These kids broke my heart. Many eat one one meal a day, some have no shoes, no parents, and no electricity. They walk several miles to school and several more to fetch water. Some work in a quarry after school. They are now learning how to farm organically, which helps raise incomes dramatically in this part of the country.
A Truck of Sugar
With lots of U.S. help, industrial ag has taken over Bolivia's eastern lowlands. We drove for hours and saw nothing but sugarcane, deforested land, pesticide ads, and very eroded, extremely poor soil. Here's a truck bringing a load of sugar cane to the refinery. The refinery, by the way, smelled AWFUL and caused some fish kills in the area. Yuck!
The Cutest Climate Refugees
Indigenous Bolivians time the birth of their lambs with the onset of the rainy season so the lactating mama sheep will have lots of lush grazing. Only now the rains come 2 months late and there are now unseasonable freezes, hail, and floods too.
A Zapatista mural in Chiapas, Mexico. Think they like corn enough?
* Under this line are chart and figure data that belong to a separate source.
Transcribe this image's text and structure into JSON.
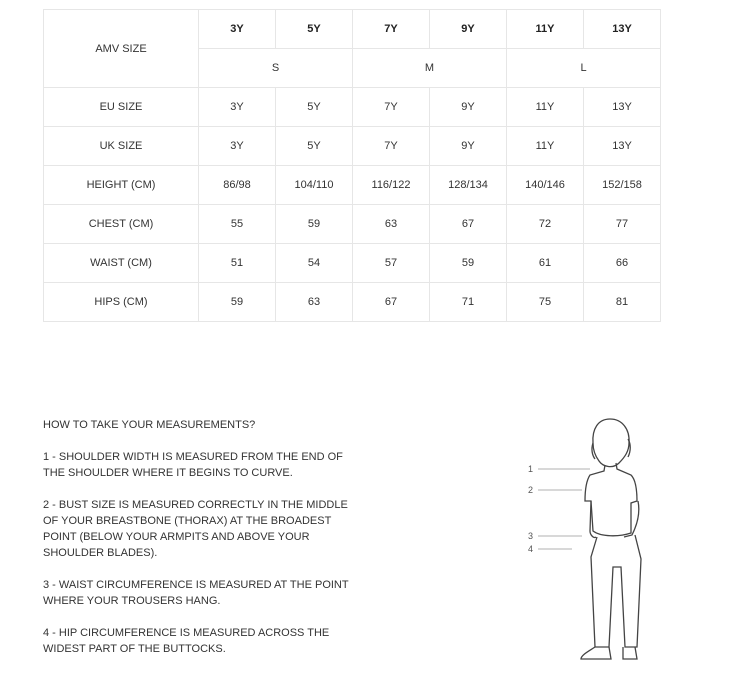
{
  "table": {
    "amv_label": "AMV SIZE",
    "sizes": [
      "3Y",
      "5Y",
      "7Y",
      "9Y",
      "11Y",
      "13Y"
    ],
    "groups": [
      "S",
      "M",
      "L"
    ],
    "rows": [
      {
        "label": "EU SIZE",
        "values": [
          "3Y",
          "5Y",
          "7Y",
          "9Y",
          "11Y",
          "13Y"
        ]
      },
      {
        "label": "UK SIZE",
        "values": [
          "3Y",
          "5Y",
          "7Y",
          "9Y",
          "11Y",
          "13Y"
        ]
      },
      {
        "label": "HEIGHT (CM)",
        "values": [
          "86/98",
          "104/110",
          "116/122",
          "128/134",
          "140/146",
          "152/158"
        ]
      },
      {
        "label": "CHEST (CM)",
        "values": [
          "55",
          "59",
          "63",
          "67",
          "72",
          "77"
        ]
      },
      {
        "label": "WAIST (CM)",
        "values": [
          "51",
          "54",
          "57",
          "59",
          "61",
          "66"
        ]
      },
      {
        "label": "HIPS (CM)",
        "values": [
          "59",
          "63",
          "67",
          "71",
          "75",
          "81"
        ]
      }
    ]
  },
  "guide": {
    "title": "HOW TO TAKE YOUR MEASUREMENTS?",
    "steps": [
      "1 - SHOULDER WIDTH IS MEASURED FROM THE END OF THE SHOULDER WHERE IT BEGINS TO CURVE.",
      "2 - BUST SIZE IS MEASURED CORRECTLY IN THE MIDDLE OF YOUR BREASTBONE (THORAX) AT THE BROADEST POINT (BELOW YOUR ARMPITS AND ABOVE YOUR SHOULDER BLADES).",
      "3 - WAIST CIRCUMFERENCE IS MEASURED AT THE POINT WHERE YOUR TROUSERS HANG.",
      "4 - HIP CIRCUMFERENCE IS MEASURED ACROSS THE WIDEST PART OF THE BUTTOCKS."
    ]
  },
  "figure": {
    "markers": [
      "1",
      "2",
      "3",
      "4"
    ]
  }
}
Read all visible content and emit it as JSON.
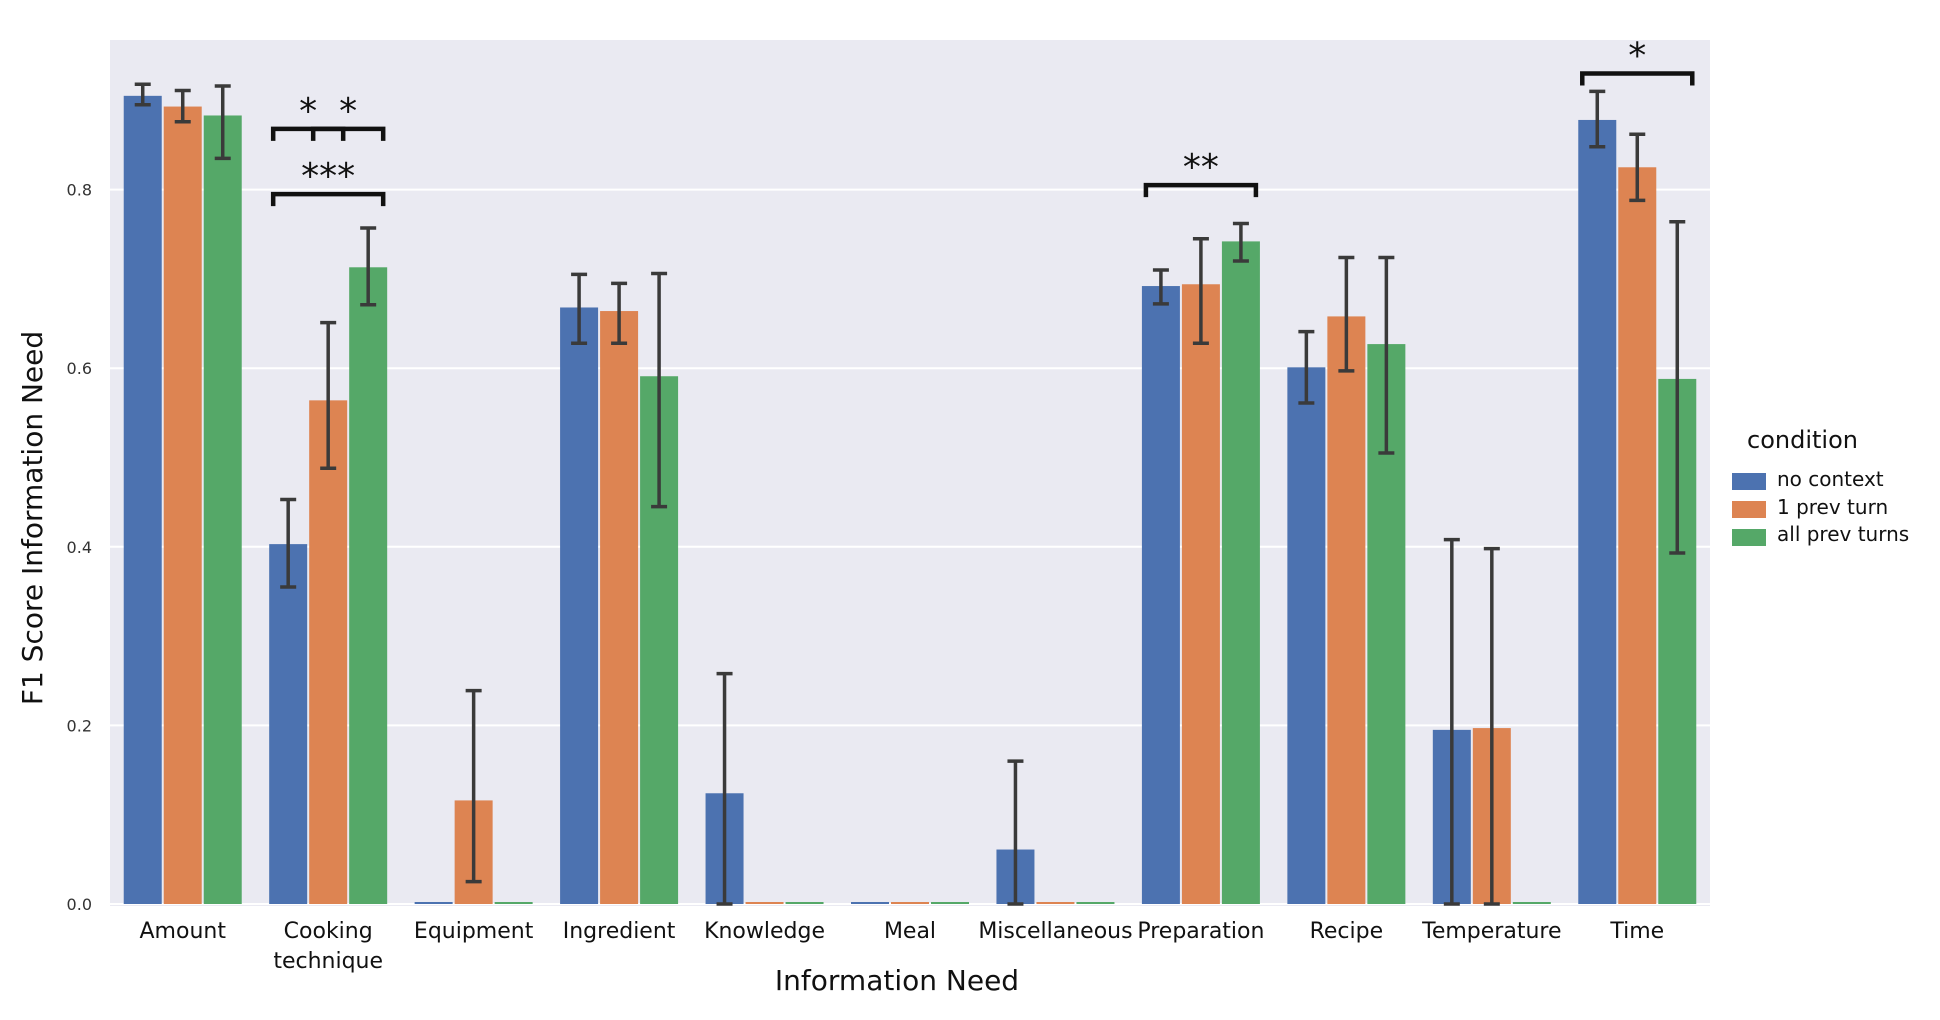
{
  "chart_data": {
    "type": "bar",
    "title": "",
    "xlabel": "Information Need",
    "ylabel": "F1 Score Information Need",
    "ylim": [
      0,
      0.95
    ],
    "yticks": [
      0.0,
      0.2,
      0.4,
      0.6,
      0.8
    ],
    "ytick_labels": [
      "0.0",
      "0.2",
      "0.4",
      "0.6",
      "0.8"
    ],
    "grid": true,
    "categories": [
      "Amount",
      "Cooking technique",
      "Equipment",
      "Ingredient",
      "Knowledge",
      "Meal",
      "Miscellaneous",
      "Preparation",
      "Recipe",
      "Temperature",
      "Time"
    ],
    "category_lines": [
      [
        "Amount"
      ],
      [
        "Cooking",
        "technique"
      ],
      [
        "Equipment"
      ],
      [
        "Ingredient"
      ],
      [
        "Knowledge"
      ],
      [
        "Meal"
      ],
      [
        "Miscellaneous"
      ],
      [
        "Preparation"
      ],
      [
        "Recipe"
      ],
      [
        "Temperature"
      ],
      [
        "Time"
      ]
    ],
    "legend": {
      "title": "condition",
      "position": "right"
    },
    "series": [
      {
        "name": "no context",
        "color": "#4c72b0",
        "values": [
          0.905,
          0.403,
          0.0,
          0.668,
          0.124,
          0.0,
          0.061,
          0.692,
          0.601,
          0.195,
          0.878
        ],
        "err_low": [
          0.895,
          0.355,
          0.0,
          0.628,
          0.0,
          0.0,
          0.0,
          0.672,
          0.561,
          0.0,
          0.848
        ],
        "err_high": [
          0.918,
          0.453,
          0.0,
          0.705,
          0.258,
          0.0,
          0.16,
          0.71,
          0.641,
          0.408,
          0.91
        ]
      },
      {
        "name": "1 prev turn",
        "color": "#dd8452",
        "values": [
          0.893,
          0.564,
          0.116,
          0.664,
          0.0,
          0.0,
          0.0,
          0.694,
          0.658,
          0.197,
          0.825
        ],
        "err_low": [
          0.876,
          0.488,
          0.025,
          0.628,
          0.0,
          0.0,
          0.0,
          0.628,
          0.597,
          0.0,
          0.788
        ],
        "err_high": [
          0.911,
          0.651,
          0.239,
          0.695,
          0.0,
          0.0,
          0.0,
          0.745,
          0.724,
          0.398,
          0.862
        ]
      },
      {
        "name": "all prev turns",
        "color": "#55a868",
        "values": [
          0.883,
          0.713,
          0.0,
          0.591,
          0.0,
          0.0,
          0.0,
          0.742,
          0.627,
          0.0,
          0.588
        ],
        "err_low": [
          0.835,
          0.671,
          0.0,
          0.445,
          0.0,
          0.0,
          0.0,
          0.72,
          0.505,
          0.0,
          0.393
        ],
        "err_high": [
          0.916,
          0.757,
          0.0,
          0.706,
          0.0,
          0.0,
          0.0,
          0.762,
          0.724,
          0.0,
          0.764
        ]
      }
    ],
    "annotations": [
      {
        "text": "*",
        "category": "Cooking technique",
        "from_series": 0,
        "to_series": 1,
        "level": 0.868
      },
      {
        "text": "*",
        "category": "Cooking technique",
        "from_series": 1,
        "to_series": 2,
        "level": 0.868
      },
      {
        "text": "***",
        "category": "Cooking technique",
        "from_series": 0,
        "to_series": 2,
        "level": 0.795
      },
      {
        "text": "**",
        "category": "Preparation",
        "from_series": 0,
        "to_series": 2,
        "level": 0.805
      },
      {
        "text": "*",
        "category": "Time",
        "from_series": 0,
        "to_series": 2,
        "level": 0.93
      }
    ]
  }
}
This traditional Maasai woman sits in her hut made of sticks and cow dung. The Maasai culture and lifestyle are changing rapidly, thanks to the climate crisis, neoliberal economics, and land use changes.
Get Rich by Going Organic
This couple in central Kenya showed me their organic farm and told me how they are making more money than ever since they went organic. I wrote about them here: http://www.latitudenews.com/story/kenya-grow-biointensive/
An endangered species of giraffe at the Giraffe Center in Nairobi, Kenya
An elephant at the baby elephant orphanage in Nairobi, Kenya. Poaching is, in many ways, a food security issue. When rural Africans have enough to eat, they don't need to poach to feed their families.